What is the default rate of these loans?

And I think I recall some discussion over collections... does the company (Lending Club) itself pay for collections; I'd be curios to learn how that works.

I know the question was posed on how credit unions could benefit from this service; I think it he said something about how it would be useful for smaller loan amounts (since traditionally it would be difficult to get a loan under 15K). However-- credit unions are known for offering smaller loans in increments as low as $500 or even smaller in some cases.

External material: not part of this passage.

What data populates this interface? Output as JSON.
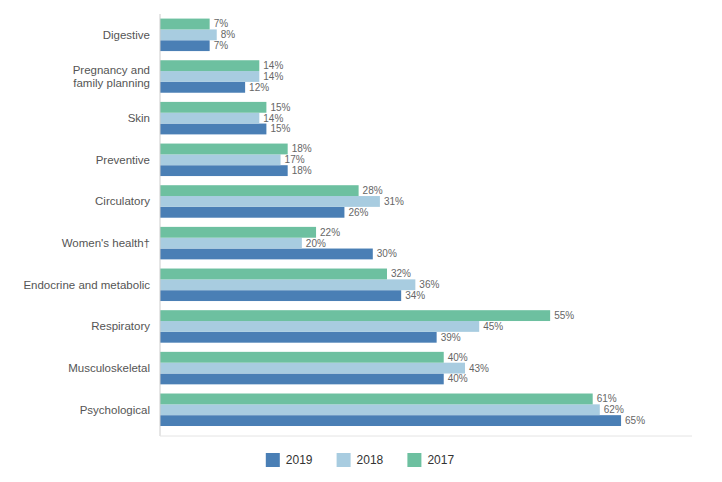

I am pondering the thought that maybe someone who cannot get a loan from a FI would still have chance through Lending Club? Or would that be essentially a version of predatory lending? And in that case, it would go against the mantra that CUs will not lend to someone they feel cannot pay it back (and hence not put the member in a predatory situation)

Or am I just seeking a fit that doesn't exist? Or maybe I just wish I had 20K lying around that I could get 15% interest on... who knows.

Christopher Morris said...

Interestingly enough, I just saw this piece today in News Now.

Six CUs partner with online peer-to-peer lending initiative

Six credit unions have partnered with Zopa, an online peer-to-peer lending initiative that has recently begun operations in the U.S.

Zopa, or Zone of Possible Agreement, originated in the United Kingdom several years ago. It seeks to help those in need of small loans by matching them with lenders.

The credit unions that have partnered with Zopa include: Addison Avenue FCU, Palo Alto, Calif.; Affinity Plus FCU, St. Paul, Minn.; FirstTech CU, Beaverton, Ore.; FORUM CU, Indianapolis; Provident CU, Redwood City, Calif.; and USA FCU, San Diego (Net Banker Dec. 2).

Read More...

Philip Heckman said...

So you're a "Type T lender."

You could always dabble in the Lending Club with a $500 investment.

Let's see if we can get John Donovan to answer your collections question.